The description is well-structured with clear sections for purpose, usage guidelines, behavioral details, and return format. However, it includes overly specific implementation advice ('When processing the results...') that belongs in agent instructions rather than tool description. Some sentences don't earn their place in a tool definition context.

Shorter descriptions cost fewer tokens and are easier for agents to parse. Every sentence should earn its place.

Completeness4/5

Given the tool's complexity, does the description cover enough for an agent to succeed on first attempt?

For a read-only tool with no parameters and no output schema, the description provides good contextual completeness.
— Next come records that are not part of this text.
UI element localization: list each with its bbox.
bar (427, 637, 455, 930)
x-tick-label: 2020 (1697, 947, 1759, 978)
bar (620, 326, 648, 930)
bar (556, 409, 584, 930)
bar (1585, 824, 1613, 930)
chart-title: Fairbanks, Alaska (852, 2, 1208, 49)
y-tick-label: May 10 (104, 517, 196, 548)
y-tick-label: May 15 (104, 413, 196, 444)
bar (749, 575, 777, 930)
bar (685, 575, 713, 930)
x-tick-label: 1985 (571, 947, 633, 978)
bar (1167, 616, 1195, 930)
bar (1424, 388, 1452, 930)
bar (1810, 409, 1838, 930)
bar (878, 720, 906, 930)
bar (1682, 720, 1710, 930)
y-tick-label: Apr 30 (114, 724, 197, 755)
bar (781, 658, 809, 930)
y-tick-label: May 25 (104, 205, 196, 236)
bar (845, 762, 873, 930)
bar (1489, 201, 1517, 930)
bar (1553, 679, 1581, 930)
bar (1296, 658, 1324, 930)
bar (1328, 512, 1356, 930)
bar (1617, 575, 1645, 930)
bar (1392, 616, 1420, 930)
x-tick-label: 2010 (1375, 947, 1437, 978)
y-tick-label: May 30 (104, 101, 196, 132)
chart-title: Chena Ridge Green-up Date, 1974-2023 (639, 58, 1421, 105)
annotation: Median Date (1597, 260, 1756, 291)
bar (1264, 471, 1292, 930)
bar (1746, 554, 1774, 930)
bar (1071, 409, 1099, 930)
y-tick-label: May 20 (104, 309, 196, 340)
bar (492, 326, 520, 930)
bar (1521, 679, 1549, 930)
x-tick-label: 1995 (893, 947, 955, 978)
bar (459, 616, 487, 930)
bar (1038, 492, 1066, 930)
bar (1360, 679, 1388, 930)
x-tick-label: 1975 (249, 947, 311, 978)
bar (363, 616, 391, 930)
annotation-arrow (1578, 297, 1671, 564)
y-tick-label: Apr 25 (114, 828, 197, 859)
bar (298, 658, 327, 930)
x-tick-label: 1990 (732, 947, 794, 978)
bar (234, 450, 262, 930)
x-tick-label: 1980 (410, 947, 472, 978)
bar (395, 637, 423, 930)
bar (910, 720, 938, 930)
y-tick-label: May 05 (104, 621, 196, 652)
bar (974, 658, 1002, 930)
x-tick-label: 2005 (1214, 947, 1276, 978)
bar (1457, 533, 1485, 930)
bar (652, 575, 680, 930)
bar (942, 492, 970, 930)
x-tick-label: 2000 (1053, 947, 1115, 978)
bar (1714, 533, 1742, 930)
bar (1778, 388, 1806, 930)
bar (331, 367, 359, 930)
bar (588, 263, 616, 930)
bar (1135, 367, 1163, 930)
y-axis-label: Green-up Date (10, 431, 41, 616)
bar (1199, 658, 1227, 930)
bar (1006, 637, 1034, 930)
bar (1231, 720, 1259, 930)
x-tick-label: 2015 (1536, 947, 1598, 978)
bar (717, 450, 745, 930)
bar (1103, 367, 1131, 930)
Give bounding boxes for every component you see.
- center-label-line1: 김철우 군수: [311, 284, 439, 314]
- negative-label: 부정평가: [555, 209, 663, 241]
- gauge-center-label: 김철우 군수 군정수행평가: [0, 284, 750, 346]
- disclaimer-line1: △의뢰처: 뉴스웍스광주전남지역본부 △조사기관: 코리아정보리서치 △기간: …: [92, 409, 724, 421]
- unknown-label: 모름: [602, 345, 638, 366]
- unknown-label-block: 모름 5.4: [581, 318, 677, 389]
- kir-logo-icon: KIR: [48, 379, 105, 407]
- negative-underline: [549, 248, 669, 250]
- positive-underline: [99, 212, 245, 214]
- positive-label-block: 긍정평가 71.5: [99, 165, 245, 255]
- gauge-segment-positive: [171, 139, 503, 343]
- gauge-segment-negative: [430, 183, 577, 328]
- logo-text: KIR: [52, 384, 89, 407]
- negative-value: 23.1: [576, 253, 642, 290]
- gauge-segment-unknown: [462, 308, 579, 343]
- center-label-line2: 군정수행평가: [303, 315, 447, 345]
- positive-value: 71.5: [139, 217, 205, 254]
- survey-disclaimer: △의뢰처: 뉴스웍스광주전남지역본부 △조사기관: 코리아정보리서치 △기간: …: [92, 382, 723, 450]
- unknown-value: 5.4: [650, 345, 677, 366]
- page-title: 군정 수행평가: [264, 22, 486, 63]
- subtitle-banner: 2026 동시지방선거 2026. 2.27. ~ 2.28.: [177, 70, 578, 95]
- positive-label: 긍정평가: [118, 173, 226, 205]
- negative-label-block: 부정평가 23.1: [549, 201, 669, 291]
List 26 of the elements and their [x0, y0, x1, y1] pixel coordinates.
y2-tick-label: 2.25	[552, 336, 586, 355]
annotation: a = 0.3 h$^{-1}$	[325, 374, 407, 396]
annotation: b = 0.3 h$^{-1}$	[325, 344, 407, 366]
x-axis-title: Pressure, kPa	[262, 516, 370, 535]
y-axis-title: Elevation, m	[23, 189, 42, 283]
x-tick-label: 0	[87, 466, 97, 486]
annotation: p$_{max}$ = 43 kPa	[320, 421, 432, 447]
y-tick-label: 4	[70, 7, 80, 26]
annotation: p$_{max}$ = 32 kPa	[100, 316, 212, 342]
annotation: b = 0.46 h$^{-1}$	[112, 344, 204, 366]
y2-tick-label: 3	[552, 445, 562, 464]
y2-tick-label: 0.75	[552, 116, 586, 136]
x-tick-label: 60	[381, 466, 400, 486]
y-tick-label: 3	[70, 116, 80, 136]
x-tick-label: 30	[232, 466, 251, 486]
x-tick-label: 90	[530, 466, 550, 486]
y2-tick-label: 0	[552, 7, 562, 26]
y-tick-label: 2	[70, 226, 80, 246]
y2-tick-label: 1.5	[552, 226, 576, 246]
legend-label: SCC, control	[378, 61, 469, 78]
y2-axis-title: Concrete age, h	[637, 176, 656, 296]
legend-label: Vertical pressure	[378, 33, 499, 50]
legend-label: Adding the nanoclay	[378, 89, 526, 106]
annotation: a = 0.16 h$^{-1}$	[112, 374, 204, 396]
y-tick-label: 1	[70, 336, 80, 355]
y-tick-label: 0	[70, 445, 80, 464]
It explains what the tool does, when to use it, how results are sorted, and what information is returned. The main gap is the lack of authentication context (TIDAL account requirement), but otherwise covers the essential context for this tool's complexity level.

Complex tools with many parameters or behaviors need more documentation. Simple tools need less. This dimension scales expectations accordingly.

Parameters4/5

Does the description clarify parameter syntax, constraints, interactions, or defaults beyond what the schema provides?

The tool has 0 parameters with 100% schema description coverage. The description appropriately doesn't waste space discussing non-existent parameters. The baseline for 0 parameters is 4, and the description meets this by focusing on what the tool does rather than parameter documentation.

Input schemas describe structure but not intent. Descriptions should explain non-obvious parameter relationships and valid value ranges.

Purpose4/5

Does the description clearly state what the tool does and how it differs from similar tools?

The description clearly states the tool's purpose: 'Fetches the user's playlists from their TIDAL account.' This is a specific verb+resource combination that distinguishes it from sibling tools like get_favorite_tracks or get_playlist_tracks. However, it doesn't explicitly differentiate from create_tidal_playlist or delete_tidal_playlist in terms of read vs write operations.

Agents choose between tools based on descriptions. A clear purpose with a specific verb and resource helps agents select the right tool.

Usage Guidelines5/5

Does the description explain when to use this tool, when not to, or what alternatives exist?

The description provides explicit usage guidelines with a dedicated section: 'USE THIS TOOL WHENEVER A USER ASKS FOR:' followed by multiple example queries. This gives clear context for when to use this tool versus alternatives like get_favorite_tracks or recommend_tracks for different types of music content requests.

Agents often have multiple tools that could apply. Explicit usage guidance like "use X instead of Y when Z" prevents misuse.